Dictionary entry details
Sense 1
Meaning:
(informal) small and of little importance
Synonyms:
fiddling; footling; lilliputian; little; niggling; petty; picayune; piddling; piffling; trivial
Context example:
giving a police officer a free meal may be against the law, but it seems to be a picayune infraction
Similar:
unimportant (not important)
Domain usage:
colloquialism (a colloquial expression; characteristic of spoken or written communication that seeks to imitate informal speech)
Derivation:
trivia (something of small importance)
triviality (the quality of being unimportant and petty or frivolous)
trivialize (make trivial or insignificant)
Sense 2
Meaning:
Of little substance or significance
Synonyms:
superficial; trivial
Context example:
only trivial objections
Similar:
insignificant; unimportant (devoid of importance, meaning, or force)
Derivation:
trivia (something of small importance)
triviality (a detail that is considered insignificant)

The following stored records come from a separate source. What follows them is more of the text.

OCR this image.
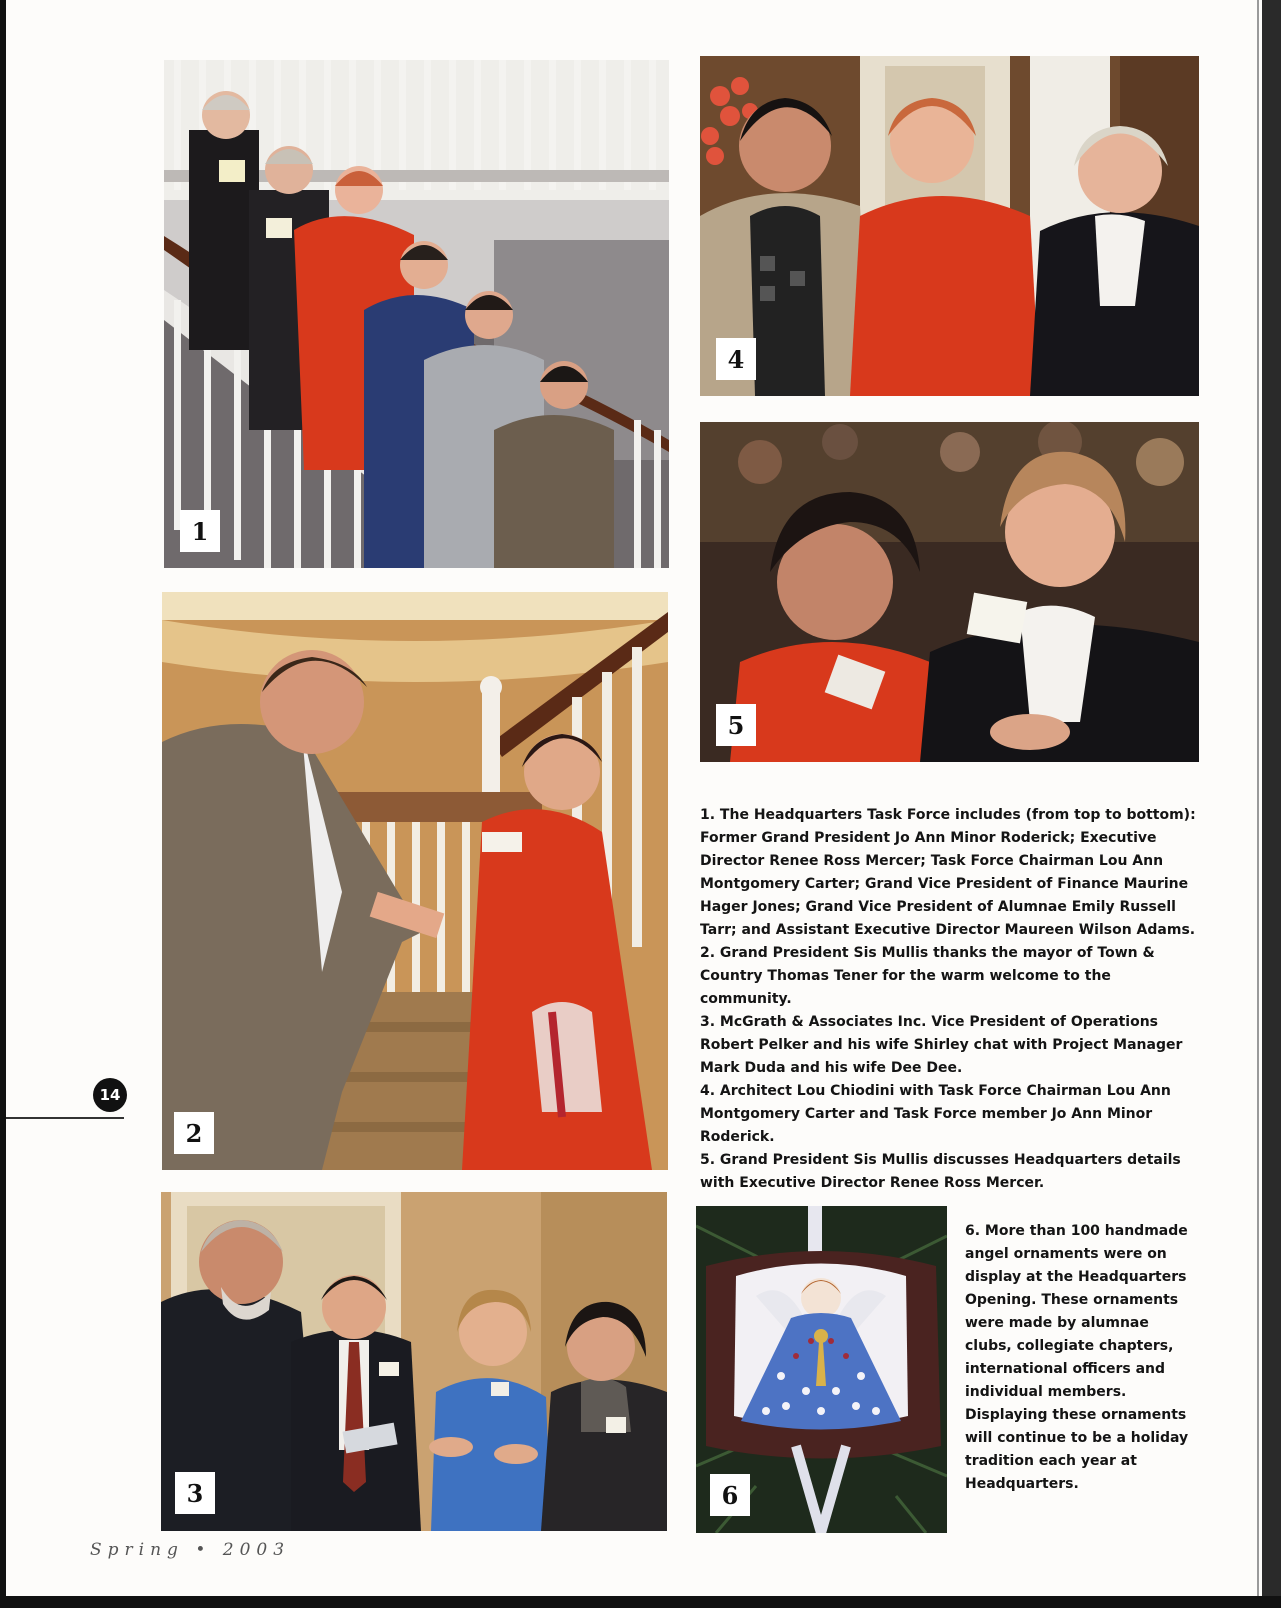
1
2
3
4
5
6

1. The Headquarters Task Force includes (from top to bottom): Former Grand President Jo Ann Minor Roderick; Executive Director Renee Ross Mercer; Task Force Chairman Lou Ann Montgomery Carter; Grand Vice President of Finance Maurine Hager Jones; Grand Vice President of Alumnae Emily Russell Tarr; and Assistant Executive Director Maureen Wilson Adams.

2. Grand President Sis Mullis thanks the mayor of Town & Country Thomas Tener for the warm welcome to the community.

3. McGrath & Associates Inc. Vice President of Operations Robert Pelker and his wife Shirley chat with Project Manager Mark Duda and his wife Dee Dee.

4. Architect Lou Chiodini with Task Force Chairman Lou Ann Montgomery Carter and Task Force member Jo Ann Minor Roderick.

5. Grand President Sis Mullis discusses Headquarters details with Executive Director Renee Ross Mercer.

6. More than 100 handmade angel ornaments were on display at the Headquarters Opening. These ornaments were made by alumnae clubs, collegiate chapters, international officers and individual members. Displaying these ornaments will continue to be a holiday tradition each year at Headquarters.

14
Spring • 2003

trivialize (make trivial or insignificant)
Sense 3
Meaning:
Concerned with trivialities
Context example:
a trivial mind
Similar:
frivolous (not serious in content or attitude or behavior)
Context examples
The incident however, was too trivial to relate and can have no possible bearing upon the case.
(The Adventures of Sherlock Holmes, by Sir Arthur Conan Doyle)
I will; and you shall hear how poor the proposal is,—how trivial—how cramping.
(Jane Eyre, by Charlotte Brontë)
Such, she believed, were his words; but scarcely had she received their sound, than her attention was caught by other sounds immediately behind her, which rendered every thing else trivial.
(Persuasion, by Jane Austen)
Can you ask me, then, whether I am ready to look into any new problem, however trivial it may prove?
(His Last Bow, by Sir Arthur Conan Doyle)
The message was absurd and trivial.
(The Memoirs of Sherlock Holmes, by Sir Arthur Conan Doyle)
I too have seen the need of putting down at present everything, however trivial; but there is little in this except what is personal.
(Dracula, by Bram Stoker)
The man’s death is a mere incident—a trivial episode—in comparison with our real task, which is to trace this document and save a European catastrophe.
(The Return of Sherlock Holmes, by Sir Arthur Conan Doyle)
Before they parted, she had to thank him for another pleasure, and one of no trivial kind.
(Mansfield Park, by Jane Austen)
Trivial name applied, together with dehydratase, to certain hydro-lyases (EC class 4.2.1) catalyzing hydration-dehydration.
(Lyase, NCI Thesaurus)
Some nucleotidyltransferases bear specific names (e.g., adenylyltransferases), or trivial names indicating the linkage hydrolyzed in the synthesis (pyrophosphorylases, phosphorylases), or names of the material synthesized (RNA or DNA polymerase).